IU: Dürüst olmak gerekirse, dinlenme kavramını tam olarak kavrayamıyorum. Vücudum dinleniyor diye kendimi gücünü toplamış hissetmiyorum. Genel anlamda dinlenme, kişinin vücudundaki stresi atması ve gücünü toplaması için bir araç olarak görülüyorsa, o zaman benim için ironik bir şekilde içimde birikmiş olan (stres gibi) şeyler, çalışırken en canlandırıcı şekilde rahatlıyor. İşimi, iyi bir zevk duygusuna sahip olduğum noktaya kadar tatmin edici bir şekilde tamamladığımda (rahatlamış hissediyorum). O zamanlarda, günlerce evde yattığımdan çok daha yenilenmiş hissediyorum.
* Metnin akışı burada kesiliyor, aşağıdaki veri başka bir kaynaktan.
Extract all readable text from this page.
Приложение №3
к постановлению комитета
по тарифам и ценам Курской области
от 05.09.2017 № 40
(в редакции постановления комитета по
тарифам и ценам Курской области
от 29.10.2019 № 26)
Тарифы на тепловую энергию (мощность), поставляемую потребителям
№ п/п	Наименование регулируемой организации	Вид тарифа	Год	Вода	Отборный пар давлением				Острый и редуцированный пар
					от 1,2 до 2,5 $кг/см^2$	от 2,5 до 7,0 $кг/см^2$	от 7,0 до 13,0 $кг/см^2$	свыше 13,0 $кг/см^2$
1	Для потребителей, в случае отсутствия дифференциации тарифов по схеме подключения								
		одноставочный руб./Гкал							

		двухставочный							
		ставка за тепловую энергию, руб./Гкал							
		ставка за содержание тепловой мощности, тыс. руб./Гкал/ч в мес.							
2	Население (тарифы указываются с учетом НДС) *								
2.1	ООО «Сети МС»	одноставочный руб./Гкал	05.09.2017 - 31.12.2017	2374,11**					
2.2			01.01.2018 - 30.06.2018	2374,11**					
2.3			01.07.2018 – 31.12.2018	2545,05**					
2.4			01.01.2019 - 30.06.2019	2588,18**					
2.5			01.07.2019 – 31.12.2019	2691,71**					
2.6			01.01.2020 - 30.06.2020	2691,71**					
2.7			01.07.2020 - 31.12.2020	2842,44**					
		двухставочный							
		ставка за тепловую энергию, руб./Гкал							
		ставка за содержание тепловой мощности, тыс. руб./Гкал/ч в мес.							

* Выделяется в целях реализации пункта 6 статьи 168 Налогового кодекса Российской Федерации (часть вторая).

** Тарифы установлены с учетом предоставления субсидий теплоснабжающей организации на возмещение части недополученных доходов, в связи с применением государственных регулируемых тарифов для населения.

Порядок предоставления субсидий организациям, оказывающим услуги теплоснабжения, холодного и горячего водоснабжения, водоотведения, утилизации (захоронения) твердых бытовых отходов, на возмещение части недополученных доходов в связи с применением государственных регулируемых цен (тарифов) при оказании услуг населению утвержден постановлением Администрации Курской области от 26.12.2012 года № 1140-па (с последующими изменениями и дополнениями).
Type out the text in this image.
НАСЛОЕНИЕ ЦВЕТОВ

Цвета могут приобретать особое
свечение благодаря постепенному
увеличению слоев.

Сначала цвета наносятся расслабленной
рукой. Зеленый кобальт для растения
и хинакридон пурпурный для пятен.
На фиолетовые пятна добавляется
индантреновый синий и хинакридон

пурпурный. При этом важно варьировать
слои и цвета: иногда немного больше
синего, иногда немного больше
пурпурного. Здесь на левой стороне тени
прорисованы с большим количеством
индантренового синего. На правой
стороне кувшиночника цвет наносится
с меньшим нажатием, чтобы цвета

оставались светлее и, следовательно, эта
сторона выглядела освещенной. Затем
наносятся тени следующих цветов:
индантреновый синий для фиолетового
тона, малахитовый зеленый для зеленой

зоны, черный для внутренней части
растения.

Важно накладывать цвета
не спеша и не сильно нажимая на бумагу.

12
Diğer türlü, işi hiç düşünmemem için, yeterince sürükleyici bir şey olmalı. Ancak benim durumumda, o ölçüde ilgilendiğim pek bir şey yok. Şimdi hatırlayabildiğim bazı (eğlenceli) şeyler şunlar: Derin bir uykudayken, Yoo Inna’yla hasret giderirken, beni çok iyi anlayan arkadaşlarımla ya da sevgilimle birbirimize aptalca şakalar yaparken veya birlikte gülerken, en sevdiğim filmi yeniden izlerken ve çok lezzetli bir şey yerken. Yaşadıkça gördüm ki benim gibi bu tür bir zihinsel rahatlamaya çok fazla ihtiyacı olmayan pek çok insan var. Bununla birlikte, dayanıklılık başka bir hikâye, bu yüzden 30’larıma girerken, daha çok çalışmam gerektiğinde ayak uydurabileceğinden emin olmak için vücuduma bakmaya çok çalışıyorum. Dinlenmefırsatı buldukça elimden geldiğince uzanarak vakit geçiriyorum. (Güler)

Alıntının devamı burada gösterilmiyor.